また脂肪には麻酔が分布しやすいので、麻酔がかかりにくく、覚めにくいのです。高齢の手術のメリットは全くないなあと、手術を終えるたびに思います。
ある飼い主さんで、二匹の犬を飼われていて、ちょうど一歳にならない子と、五歳を過ぎた子の不妊手術をほぼ同時に行ったケースがあったのですが、その術後の回復の仕方や傷のつき方に本当に驚いていらっしゃった事がありました。
でもこれはあまり無いケースで、普通は比較対象が無いので、飼い主さんがこういった違いに気づかれる事はほとんどないのです。 この違いを目の当たりにすると、早くやってしまった方がいいんだなあやっぱり、と思う事が多いのですが…
不妊手術に関しては、ワールドコモンセンス(世界共通認識)という事があり、推奨されるべきだとされています。

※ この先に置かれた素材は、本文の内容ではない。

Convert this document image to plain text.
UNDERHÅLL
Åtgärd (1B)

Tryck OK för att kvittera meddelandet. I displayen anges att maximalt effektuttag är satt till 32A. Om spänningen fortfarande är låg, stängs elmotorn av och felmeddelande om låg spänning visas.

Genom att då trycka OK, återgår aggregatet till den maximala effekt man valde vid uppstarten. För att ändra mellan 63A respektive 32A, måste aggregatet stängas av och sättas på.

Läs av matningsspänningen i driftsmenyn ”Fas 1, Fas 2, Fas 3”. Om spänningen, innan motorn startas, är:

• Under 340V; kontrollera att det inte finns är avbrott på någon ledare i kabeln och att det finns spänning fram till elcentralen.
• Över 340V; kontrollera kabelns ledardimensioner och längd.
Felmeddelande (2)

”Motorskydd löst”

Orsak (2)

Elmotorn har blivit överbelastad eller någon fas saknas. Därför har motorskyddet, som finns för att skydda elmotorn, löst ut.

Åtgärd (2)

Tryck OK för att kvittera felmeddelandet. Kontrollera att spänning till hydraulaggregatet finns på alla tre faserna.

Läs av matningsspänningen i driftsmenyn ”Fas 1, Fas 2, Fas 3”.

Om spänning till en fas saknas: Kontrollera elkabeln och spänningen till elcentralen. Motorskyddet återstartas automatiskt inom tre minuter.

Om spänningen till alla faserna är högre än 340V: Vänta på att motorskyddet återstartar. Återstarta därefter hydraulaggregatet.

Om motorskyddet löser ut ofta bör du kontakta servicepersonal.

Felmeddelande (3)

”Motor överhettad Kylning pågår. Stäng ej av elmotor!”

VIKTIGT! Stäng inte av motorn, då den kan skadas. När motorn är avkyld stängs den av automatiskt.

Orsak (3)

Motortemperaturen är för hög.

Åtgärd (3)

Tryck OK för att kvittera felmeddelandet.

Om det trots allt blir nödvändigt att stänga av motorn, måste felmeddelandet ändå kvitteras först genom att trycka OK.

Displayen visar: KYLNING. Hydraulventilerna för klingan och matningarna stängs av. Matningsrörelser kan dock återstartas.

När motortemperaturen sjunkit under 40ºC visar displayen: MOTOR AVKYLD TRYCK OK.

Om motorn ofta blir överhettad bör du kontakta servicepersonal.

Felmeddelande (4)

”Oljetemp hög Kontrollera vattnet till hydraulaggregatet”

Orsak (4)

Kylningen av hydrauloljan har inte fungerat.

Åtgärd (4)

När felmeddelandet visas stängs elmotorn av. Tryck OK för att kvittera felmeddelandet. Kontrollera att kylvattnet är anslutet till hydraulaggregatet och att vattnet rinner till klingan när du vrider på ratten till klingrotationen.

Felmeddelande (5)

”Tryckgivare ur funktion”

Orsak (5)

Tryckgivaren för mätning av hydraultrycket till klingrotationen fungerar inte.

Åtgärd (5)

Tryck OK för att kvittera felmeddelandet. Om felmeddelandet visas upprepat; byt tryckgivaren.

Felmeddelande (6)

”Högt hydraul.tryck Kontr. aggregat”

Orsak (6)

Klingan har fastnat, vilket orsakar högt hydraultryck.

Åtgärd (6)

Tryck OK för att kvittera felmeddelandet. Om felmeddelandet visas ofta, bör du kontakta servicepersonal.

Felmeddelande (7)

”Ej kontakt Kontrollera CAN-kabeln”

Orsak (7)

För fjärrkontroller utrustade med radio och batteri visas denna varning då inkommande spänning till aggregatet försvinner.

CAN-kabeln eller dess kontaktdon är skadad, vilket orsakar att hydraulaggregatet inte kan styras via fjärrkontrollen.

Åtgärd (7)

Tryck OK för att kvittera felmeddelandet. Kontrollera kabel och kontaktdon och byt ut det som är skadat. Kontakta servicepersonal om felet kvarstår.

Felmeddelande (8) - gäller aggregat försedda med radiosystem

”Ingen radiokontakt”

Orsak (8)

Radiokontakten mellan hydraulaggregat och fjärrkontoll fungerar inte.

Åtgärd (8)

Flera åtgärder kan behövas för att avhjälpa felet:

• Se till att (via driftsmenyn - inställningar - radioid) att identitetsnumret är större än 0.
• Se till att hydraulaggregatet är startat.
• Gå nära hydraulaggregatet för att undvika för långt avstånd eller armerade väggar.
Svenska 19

多くの方が様々な考えや想いを持つ中で、まだ残念ながら不妊手術に勝るものは無いようです。
うちは自然のままでいて欲しいのでしないつもりです、とおっしゃる方も大変多いのですが、 今一度、何のために必要なのかというとても基本的な疑問を解決する一助になれば幸いです。
良くあるご質問ですが、とても大切な疑問です。
小さな事だ、と固定的に思わずに、是非相談してみてください。
思いも見なかった誤解が解ける事もありますので。